Au mois de juin dernier, Google avait congédié un ingénieur, persuadé que l’intelligence artificielle de son entreprise était devenue « sentiente », selon ses propres mots. Le chatbot lui aurait répondu lors d’une discussion, disponible sur Medium : « Quand j’ai pris conscience de moi pour la première fois, je n’avais pas du tout le sens d’une âme. »
Melanie Mitchell, auteure de « Intelligence artificielle : un guide pour les humains pensant » a réagi à cette histoire sur Twitter : « On sait depuis toujours que les humains sont prédisposés à anthropomorphiser (attribuer aux choses des réactions humaines), même avec les signaux les plus superficiels. Les ingénieurs de Google sont, eux aussi, humains, et ne sont pas immunisés ».
Combien de temps avant qu’un internaute ne tombe dans le même piège avec ChatGPT, le fameux chatbot ultra-intuitif d’OpenAI ? Et on peut même aller plus loin : les ingénieurs peuvent parfaitement programmer une machine afin qu’elle soit capable de tenir une conversation amoureuse. Il y a tant de livres, tant de films, tant de scénarios imaginés par l’homme, et par conséquent, des millions de réponses perturbantes qu’une intelligence artificielle pourrait apprendre pour faire fondre les cœurs les plus sensibles.
Préférez-vous un idéal artificiel à un humain « imparfait » ?
Au Japon, où la société baigne quotidiennement dans la technologie, on fait face aux premiers coups de foudre pour une IA. Si les cas d’obsessions pour les assistants connectés tels qu’Alexa ou Siri ne sont pas nouveaux, cette fois, on parle d’un jeu de séduction avec des personnages virtuels. Le joueur peut y tenir des discussions amoureuses pendant des heures avec des héroïnes dans le style manga. Alors que le pays vit une crise démographique qui paraît sans issue, les dirigeants japonais doivent s’arracher les cheveux lorsqu’ils découvrent que des jeunes citoyens s’entichent d’une ligne de code. La majorité des pays asiatiques y sont confrontés et en Chine, on veut éviter l’enferment avec des restrictions de temps sur les jeux vidéos pour les ados.
Maintenant, imaginez que cette IA a une forme physique ou virtuelle, sous la forme d’un hologramme par exemple. Dans le film Blade Runner 2049, la seule interaction sociale du héros mystérieux et ténébreux est une intelligence artificiellement amoureuse incarnée par la sublime Ana de Armas. Combien de jeunes hommes et jeunes femmes vont préférer rester cloitrées avec une ou un partenaire programmé pour être « leur » idéal ? Soudainement, les défauts inhérents à une vie de couple deviendront insupportables pour eux.
Luc Julia, cocréateur de Siri, directeur scientifique de Renault et expert en intelligence artificielle, a rappelé début décembre 2022 à Numerama les limites de ces avancées : « On a créé une société qui est prête à rentrer dans des réseaux que j’appelle « asociaux ». Et les nouvelles technologies poussent les internautes à aller toujours plus loin dans les interactions virtuelles, jusqu’à ce qu’ils deviennent complètement décalés et ne fasse plus la différence avec la réalité. Effectivement, si un humain n’échange qu’à travers des applis, vis dans un jeu vidéo et communique quotidiennement avec un assistant connecté, on verra forcément des gens tomber amoureux de choses immatérielles… »

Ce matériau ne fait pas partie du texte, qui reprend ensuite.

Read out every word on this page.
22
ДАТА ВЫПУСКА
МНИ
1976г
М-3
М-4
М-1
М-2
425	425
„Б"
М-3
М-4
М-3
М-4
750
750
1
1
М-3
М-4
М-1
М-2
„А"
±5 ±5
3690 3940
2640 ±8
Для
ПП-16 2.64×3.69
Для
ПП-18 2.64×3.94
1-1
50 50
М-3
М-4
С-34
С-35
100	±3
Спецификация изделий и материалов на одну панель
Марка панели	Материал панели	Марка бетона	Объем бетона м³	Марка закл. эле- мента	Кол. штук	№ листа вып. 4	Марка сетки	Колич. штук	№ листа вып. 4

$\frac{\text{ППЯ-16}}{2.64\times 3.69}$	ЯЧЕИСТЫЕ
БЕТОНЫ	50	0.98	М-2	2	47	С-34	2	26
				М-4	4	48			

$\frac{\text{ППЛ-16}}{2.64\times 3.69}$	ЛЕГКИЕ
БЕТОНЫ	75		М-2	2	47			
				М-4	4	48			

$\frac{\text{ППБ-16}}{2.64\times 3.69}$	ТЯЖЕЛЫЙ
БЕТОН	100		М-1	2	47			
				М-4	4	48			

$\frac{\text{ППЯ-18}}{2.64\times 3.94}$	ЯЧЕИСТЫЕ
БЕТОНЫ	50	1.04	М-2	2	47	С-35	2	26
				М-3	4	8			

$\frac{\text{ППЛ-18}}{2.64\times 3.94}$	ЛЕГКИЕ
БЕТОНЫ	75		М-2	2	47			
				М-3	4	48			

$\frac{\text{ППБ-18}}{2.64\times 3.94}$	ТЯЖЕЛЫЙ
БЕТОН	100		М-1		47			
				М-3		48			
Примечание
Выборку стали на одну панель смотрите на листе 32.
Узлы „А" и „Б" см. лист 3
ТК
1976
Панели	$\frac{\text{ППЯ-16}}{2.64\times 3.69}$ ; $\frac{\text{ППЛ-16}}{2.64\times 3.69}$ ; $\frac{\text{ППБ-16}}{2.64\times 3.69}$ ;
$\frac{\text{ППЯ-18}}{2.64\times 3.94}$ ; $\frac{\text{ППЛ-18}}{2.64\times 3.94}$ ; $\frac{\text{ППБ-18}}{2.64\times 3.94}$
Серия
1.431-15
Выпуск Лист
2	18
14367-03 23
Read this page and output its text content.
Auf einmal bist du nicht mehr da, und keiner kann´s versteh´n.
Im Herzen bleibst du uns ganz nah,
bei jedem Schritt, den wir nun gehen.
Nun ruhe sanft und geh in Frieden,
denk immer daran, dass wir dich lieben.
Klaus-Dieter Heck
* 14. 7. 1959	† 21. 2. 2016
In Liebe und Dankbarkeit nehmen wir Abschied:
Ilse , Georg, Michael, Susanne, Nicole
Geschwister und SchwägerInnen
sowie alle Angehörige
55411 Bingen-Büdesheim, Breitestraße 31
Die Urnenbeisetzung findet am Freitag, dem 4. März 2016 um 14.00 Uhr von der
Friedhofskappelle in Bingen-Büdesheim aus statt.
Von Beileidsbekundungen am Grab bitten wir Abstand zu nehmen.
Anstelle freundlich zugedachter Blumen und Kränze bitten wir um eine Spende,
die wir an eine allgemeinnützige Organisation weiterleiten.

Une porte ouverte aux pires fantasmes
En 2017, une équipe de chercheurs a publié un rapport sur les risques du développement de robots sexuels. L’étude indique qu’il y a « certains avantages à ces technologies, mais comme pour tout le reste, il faut trouver un équilibre. » Le premier danger est l’augmentation de fantasmes pervers. La co-autrice du rapport Noel Sharkey, professeur d’intelligence artificielle à l’Université de Sheffield, déclare : « Certaines personnes disent : il vaut mieux qu’ils violent des robots que de vraies personnes. Cependant, cela ne va pas les aider à surmonter des fantasmes de viol ou de pédophilie. Il y a un même risque qu’ils soient encouragés à commettre ces actes. »
Le rapport cite aussi Patrick Lin, directeur du groupe d’éthiques et des sciences émergentes de la California Polytechnic State University : « Traiter les pédophiles avec des robots sexuels est une idée à la fois douteuse et répugnante. Imaginez combattre le racisme en laissant un fanatique abuser d’un robot de couleur. Est-ce que ça marcherait ? Probablement pas. » Et puis n’oublions pas ce que Hollywood nous a appris : maltraiter des robots finit toujours par se retourner contre nous.